Posted Aug 17, 2005 at 10:04 AM | Permalink

Using simplifying assumptions to deal with the gaps, and conflicts, in GHCN “raw” mean monthly surface station temperature data from the year 1800 through the year 2004, a program calculated 1,803 monthly anomalies of 10 C (18 F), or more, relative to estimated 1961-1990 monthly means.

1450 ranged from -10 C through -21.147 C, and 353 ranged from 10 C through 19.47 C, in data from 568 stations in 34 “countries” (GHCN lists, for example, Antarctica as a country), none of the stations being within 28 degrees latitude of the equator.

Over half, 938 instances, occurred among 358 USA stations including 16 stations in Alaska. About half of the remainder, 438 instances, occurred in 50 stations in what GHCN calls the Russian Federation Asian sector.
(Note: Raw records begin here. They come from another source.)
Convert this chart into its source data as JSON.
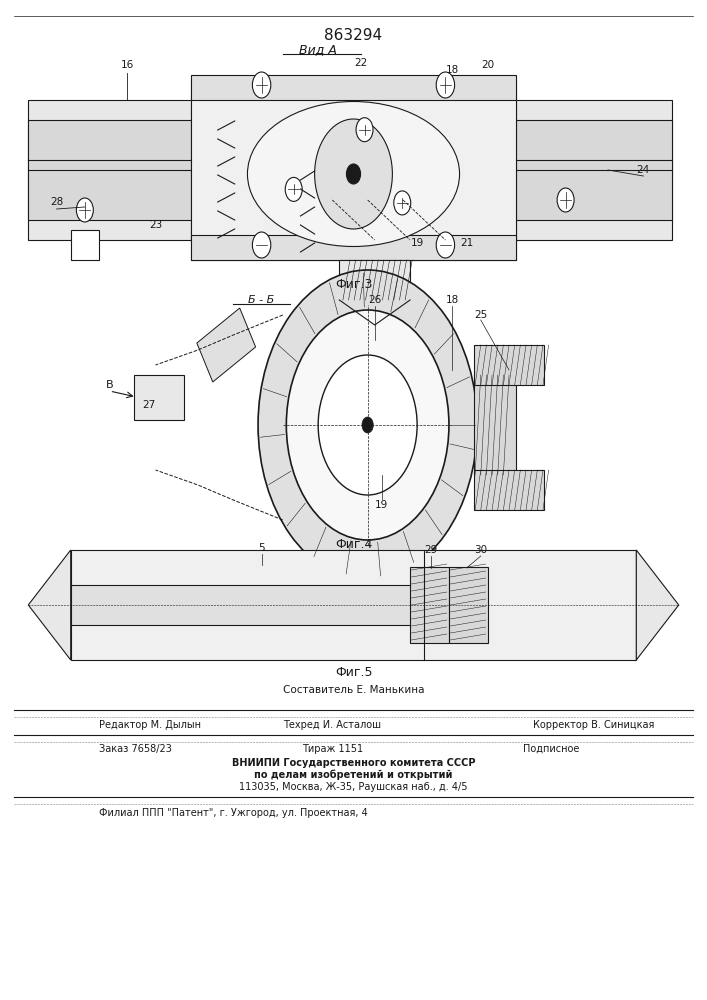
{
  "patent_number": "863294",
  "fig2_label": "Вид А",
  "fig3_label": "Фиг.3",
  "fig3_section": "Б - Б",
  "fig4_label": "Фиг.4",
  "fig5_label": "Фиг.5",
  "bg_color": "#ffffff",
  "line_color": "#1a1a1a",
  "footer_line1_left": "Редактор М. Дылын",
  "footer_line1_mid": "Техред И. Асталош",
  "footer_line1_right": "Корректор В. Синицкая",
  "footer_line2_left": "Заказ 7658/23",
  "footer_line2_mid": "Тираж 1151",
  "footer_line2_right": "Подписное",
  "footer_line3": "ВНИИПИ Государственного комитета СССР",
  "footer_line4": "по делам изобретений и открытий",
  "footer_line5": "113035, Москва, Ж-35, Раушская наб., д. 4/5",
  "footer_line6": "Филиал ППП \"Патент\", г. Ужгород, ул. Проектная, 4",
  "composer": "Составитель Е. Манькина"
}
Only six Southern Hemisphere stations made the cut with a total of 12 instances. (Of the 7280 GHCN stations, 1079 are in the Southern Hemisphere.)

The monthly distribution of the 1,803 instances is: Jan 615 Feb 604 Mar 117 Apr 20 May 3 Jun 6 Jul 8 Aug 2 Sep 2 Oct 2 Nov 117 Dec 307.

Various distributions will be skewed by the relatively large number of weather stations in the “lower 48” states of the USA that are included in GHCN.

For additional details, including caveats, see readme.txt, and other files at: http://www.john-daly.com/bigdif/
JerryB

Posted Aug 18, 2005 at 8:48 AM | Permalink

As an indication of conflicting information in historical temperature data, a tabulation of 1,922 conflicting monthly means, which differ by 4 C or more, has been added to the bigdif location mentioned above.

Here are the top 10:

Station Year Mo Meana Meanb Difference

42570231000 1950 2 -27.8 -7.8 20.0
42570231000 1979 2 -28.9 -10.9 18.0
42570261000 1956 12 -33.5 -16.6 16.9
22229263000 1939 12 -28.1 -12.1 16.0
70089664000 1982 5 -24.9 -9.4 15.5
20840706000 1972 1 -7.5 7.7 15.2
22229263000 1938 12 -28.5 -13.4 15.1
22224944000 1909 1 -41.4 -27.0 14.4
20553068000 1985 12 -21.9 -8.0 13.9
22229263000 1935 2 -27.4 -13.6 13.8

P.S. While doing this tabulation, I fixed a bug in the bigdif program which then found 1,809 monthly anomalies of 10 C or more.
Steve Sadlov

Posted Feb 16, 2006 at 9:17 PM | Permalink

Is anywhere in places such as Western Europe, the Eastern US, Japan, South Korea or within 100 miles of any of the 3rd world megacities not affected by UHI? As I see it, you’d pretty much have to be out in the middle of Nevada, in the middle of the Gobi or up in the NWT, and at least a few miles away from any small towns, in order to escape it. You’d also have to be away from the houses / outbuildings of any major dairy farms, ranches or other major rural businesses. In a place as dense as Europe, which so dramatically increased the use of central heating, electricity and other heat disipating things, since 100 years ago, there must be few places not impacted by it. So,how can one correct for it – against what basis would one correct, an also rising “rural” baseline?”. Consider also the impact of the vast expansion of pavement, in all but the most sparsely populated places. To be quite frank, I think the term UHI should be dumped, in favor of HILHD (Human Induced Local Heat Dissipation).